FraudShield is a very interesting option. Beautiful dashboards, ease of integration with HasOffers, the possibility of a free test for a month are all pretty pleasant factors. Customizing each of the criteria (for example, you can turn off checking for motivated traffic from incent-offers, or remove “white” partners from scanning) allows you to fine-tune the system to fit your needs and traffic. The support is very active in Skype, telling about the result of each test - what the system thought was suspicious, how it can be interpreted and seen in the reports, what should be changed in the settings for more accurate detection in the future. The price also does not bite. However, there is a fly in the ointment: customization of evaluation parameters harms the integrity of the report. If you make the level of "strictness" of the system too low, you can skip a lot of fraud, if it is too high, almost all traffic will fall under the filters. The system has enormous potential, but it needs some work.

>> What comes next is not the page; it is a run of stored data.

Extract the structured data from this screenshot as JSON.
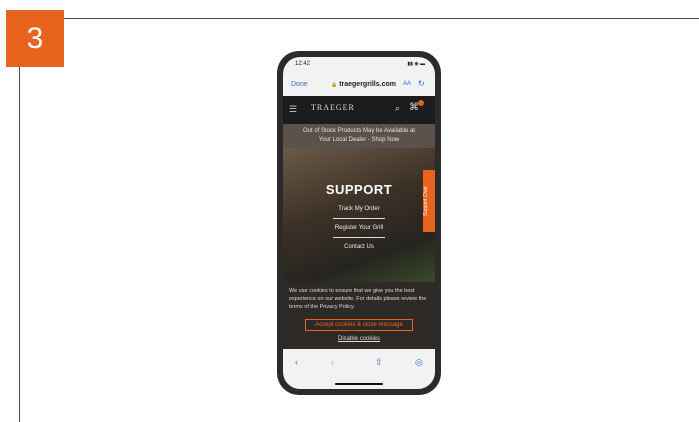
{
  "step": {
    "number": "3"
  },
  "colors": {
    "accent": "#e8641e",
    "link": "#2f6fd0"
  },
  "phone": {
    "status": {
      "time": "12:42",
      "icons": "▮▮ ◉ ▬"
    },
    "browser": {
      "done_label": "Done",
      "url": "traegergrills.com",
      "lock_icon": "🔒",
      "aa_label": "AA",
      "reload_icon": "↻"
    },
    "site_nav": {
      "menu_icon": "☰",
      "logo_text": "TRAEGER",
      "search_icon": "⌕",
      "cart_icon": "⌘"
    },
    "promo": {
      "line1": "Out of Stock Products May be Available at",
      "line2": "Your Local Dealer - Shop Now"
    },
    "hero": {
      "title": "SUPPORT",
      "buttons": [
        "Track My Order",
        "Register Your Grill",
        "Contact Us"
      ],
      "support_tab": "Support Chat"
    },
    "cookie": {
      "text": "We use cookies to ensure that we give you the best experience on our website. For details please review the terms of the Privacy Policy.",
      "accept_label": "Accept cookies & close message",
      "disable_label": "Disable cookies"
    },
    "toolbar": {
      "back_icon": "‹",
      "forward_icon": "›",
      "share_icon": "⇧",
      "compass_icon": "◎"
    }
  }
}
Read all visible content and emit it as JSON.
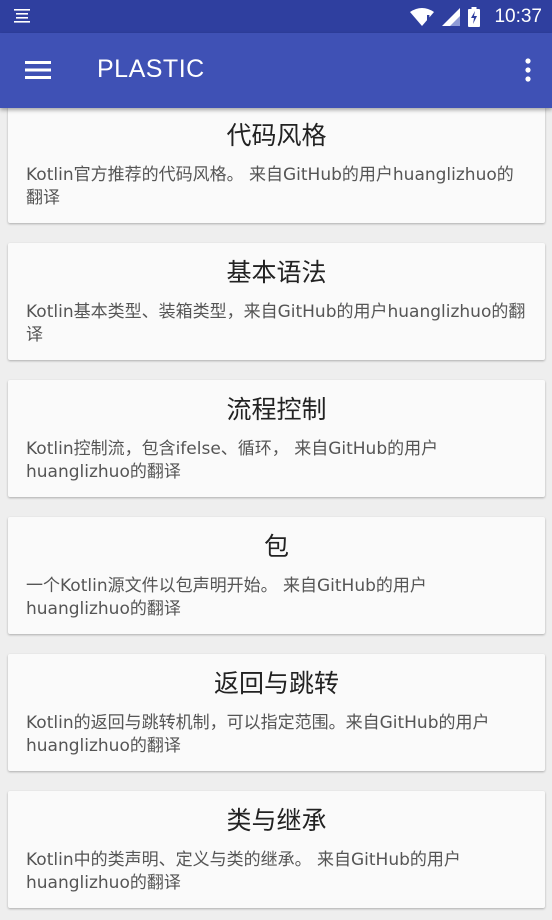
{
  "status_bar": {
    "time": "10:37",
    "icons": [
      "notification-list-icon",
      "wifi-icon",
      "signal-icon",
      "battery-charging-icon"
    ]
  },
  "app_bar": {
    "title": "PLASTIC",
    "menu_icon": "hamburger-menu-icon",
    "overflow_icon": "more-vert-icon"
  },
  "colors": {
    "primary": "#3f51b5",
    "primary_dark": "#2f3f9f",
    "background": "#eeeeee",
    "card": "#fafafa"
  },
  "cards": [
    {
      "title": "代码风格",
      "description": "Kotlin官方推荐的代码风格。 来自GitHub的用户huanglizhuo的翻译"
    },
    {
      "title": "基本语法",
      "description": "Kotlin基本类型、装箱类型，来自GitHub的用户huanglizhuo的翻译"
    },
    {
      "title": "流程控制",
      "description": "Kotlin控制流，包含ifelse、循环， 来自GitHub的用户huanglizhuo的翻译"
    },
    {
      "title": "包",
      "description": "一个Kotlin源文件以包声明开始。 来自GitHub的用户huanglizhuo的翻译"
    },
    {
      "title": "返回与跳转",
      "description": "Kotlin的返回与跳转机制，可以指定范围。来自GitHub的用户huanglizhuo的翻译"
    },
    {
      "title": "类与继承",
      "description": "Kotlin中的类声明、定义与类的继承。 来自GitHub的用户huanglizhuo的翻译"
    }
  ]
}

FraudScore - formerly known as Clearflow, is a favorite of the tests performed. During the test and use the system has established itself as the best of options. Unlike the aforementioned FraudShield, the settings cannot be customized here (perhaps this is the main drawback - you cannot exclude anyone from scanning), but this allows the analysis algorithm to be complete and accurate. It is also worth noting the responsiveness of the support, the presence of a self-learning system based on the neural network, as well as ease for perception. Also there is a constant testing and updating of algorithms, the author of the article was convinced of the effectiveness of himself. In general, our company chose this particular system and during the time of cooperation it remains satisfied with it.

Conclusion
Of course, this comparison is not the ultimate truth. For example, we could not verify systems using analysis through integration into the SDK of an application - simply because we are not application manufacturers. From the point of view of the advertiser and developer, these options may be more optimal. Nevertheless, the author was faced with the task of finding the optimal system for estimating the traffic of an advertising agency. And I can say that now it has become much easier to detect the intruder, as well as to show him the evidence of fraud.
I wish you success in the fight against fraud.